With that much diversity on a team, we might be inviting conflict.
Conflict in teams is healthy, not harmful, if we can use it to create better solutions. I’ve been catching up on (ok, yes, binge-watching) House recently and his team is always in conflict at what they call the differentials, the conversations about what might be the cause of the patients’ symptoms. As a result of this conflict, they get better results (eventually) and solve the tricky cases.
So your job as the leader is to harness the conflict such that it stays healthy. Allow for disagreements but keep them respectful. Focus on the problem, not the person.
“Creative conflict is recognizable for its spirit of curiosity and mutual respect and its commitment to learning and finding the best solution or direction to take. When conflict is creative, interactions are characterized by questions and by a lot of listening to try to get to know and understand the other points of view, without necessarily having to agree with those views. Personal stakes, ego needs, and preferred positions are temporarily suspended so that people can listen deeply to try and hear the legitimate truths or core essence of other perspectives and incorporate these into a larger reframing of the needs being addressed. [Jagoda Perich-Anderson]
If you want to read more about managing conflict, take a look at this job aid.
So what is it that creates a unified team, who can use their diversity to good effect?
A single mission. A single purpose. A single direction.
Everyone pulling in the same direction.
Think of a shoal of fish or a murmuration of birds.
Your role is to be the leading fish or bird, that sets the direction and that keeps the team swimming or flying together rather than in separate directions.
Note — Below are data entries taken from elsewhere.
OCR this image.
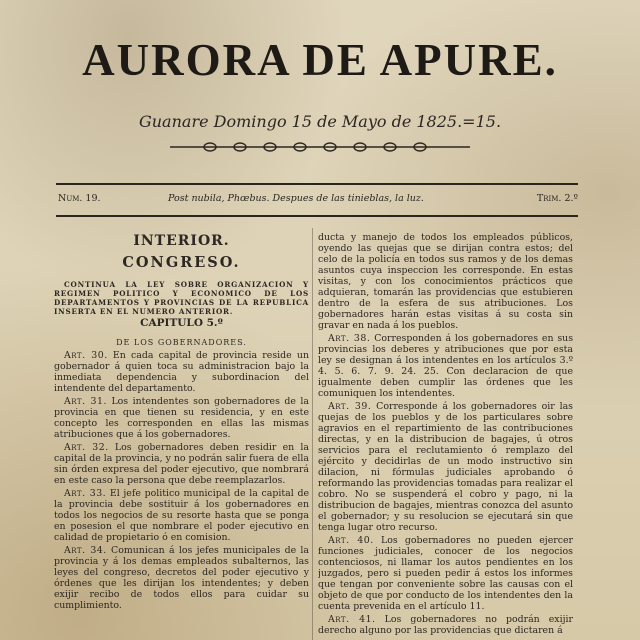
AURORA DE APURE.
Guanare Domingo 15 de Mayo de 1825.=15.
Num. 19.	Post nubila, Phœbus. Despues de las tinieblas, la luz.	Trim. 2.º
INTERIOR.
CONGRESO.

CONTINUA LA LEY SOBRE ORGANIZACION Y REGIMEN POLITICO Y ECONOMICO DE LOS DEPARTAMENTOS Y PROVINCIAS DE LA REPUBLICA INSERTA EN EL NUMERO ANTERIOR.

CAPITULO 5.º
DE LOS GOBERNADORES.

Art. 30. En cada capital de provincia reside un gobernador á quien toca su administracion bajo la inmediata dependencia y subordinacion del intendente del departamento.

Art. 31. Los intendentes son gobernadores de la provincia en que tienen su residencia, y en este concepto les corresponden en ellas las mismas atribuciones que á los gobernadores.

Art. 32. Los gobernadores deben residir en la capital de la provincia, y no podrán salir fuera de ella sin órden expresa del poder ejecutivo, que nombrará en este caso la persona que debe reemplazarlos.

Art. 33. El jefe politico municipal de la capital de la provincia debe sostituir á los gobernadores en todos los negocios de su resorte hasta que se ponga en posesion el que nombrare el poder ejecutivo en calidad de propietario ó en comision.

Art. 34. Comunican á los jefes municipales de la provincia y á los demas empleados subalternos, las leyes del congreso, decretos del poder ejecutivo y órdenes que les dirijan los intendentes; y deben exijir recibo de todos ellos para cuidar su cumplimiento.

ducta y manejo de todos los empleados públicos, oyendo las quejas que se dirijan contra estos; del celo de la policía en todos sus ramos y de los demas asuntos cuya inspeccion les corresponde. En estas visitas, y con los conocimientos prácticos que adquieran, tomarán las providencias que estubieren dentro de la esfera de sus atribuciones. Los gobernadores harán estas visitas á su costa sin gravar en nada á los pueblos.

Art. 38. Corresponden á los gobernadores en sus provincias los deberes y atribuciones que por esta ley se designan á los intendentes en los artículos 3.º 4. 5. 6. 7. 9. 24. 25. Con declaracion de que igualmente deben cumplir las órdenes que les comuniquen los intendentes.

Art. 39. Corresponde á los gobernadores oir las quejas de los pueblos y de los particulares sobre agravios en el repartimiento de las contribuciones directas, y en la distribucion de bagajes, ú otros servicios para el reclutamiento ó remplazo del ejército y decidirlas de un modo instructivo sin dilacion, ni fórmulas judiciales aprobando ó reformando las providencias tomadas para realizar el cobro. No se suspenderá el cobro y pago, ni la distribucion de bagajes, mientras conozca del asunto el gobernador; y su resolucion se ejecutará sin que tenga lugar otro recurso.

Art. 40. Los gobernadores no pueden ejercer funciones judiciales, conocer de los negocios contenciosos, ni llamar los autos pendientes en los juzgados, pero si pueden pedir á estos los informes que tengan por conveniente sobre las causas con el objeto de que por conducto de los intendentes den la cuenta prevenida en el artículo 11.

Art. 41. Los gobernadores no podrán exijir derecho alguno por las providencias que dictaren á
After all, that is the definition of a team (rather than a group of individuals):
“A team is a small number of people with complementary skills who are committed to a common purpose, set of performance goals, and approach for which they hold themselves mutually accountable.” Katzenbach and Smith
Peter Hawkins writes about: “the joy of spending time in … teams where:
- we knew exactly what was required of us
- we had a passion about our collective purpose, which we knew we could only achieve if we were all working at our best and working together
- we looked forward to meeting up and there was a keen interest in each other’s successes, set-backs and learning
- there was a real sense of partnership not just between the team members but with the board [business owner] and stakeholders
- work was an adventure and a classroom, every setback an opportunity for new learning and every challenge a spur for creativity.”
That might sound rare, but that is a truly unified team made up of diverse individuals, and something remarkable to work towards.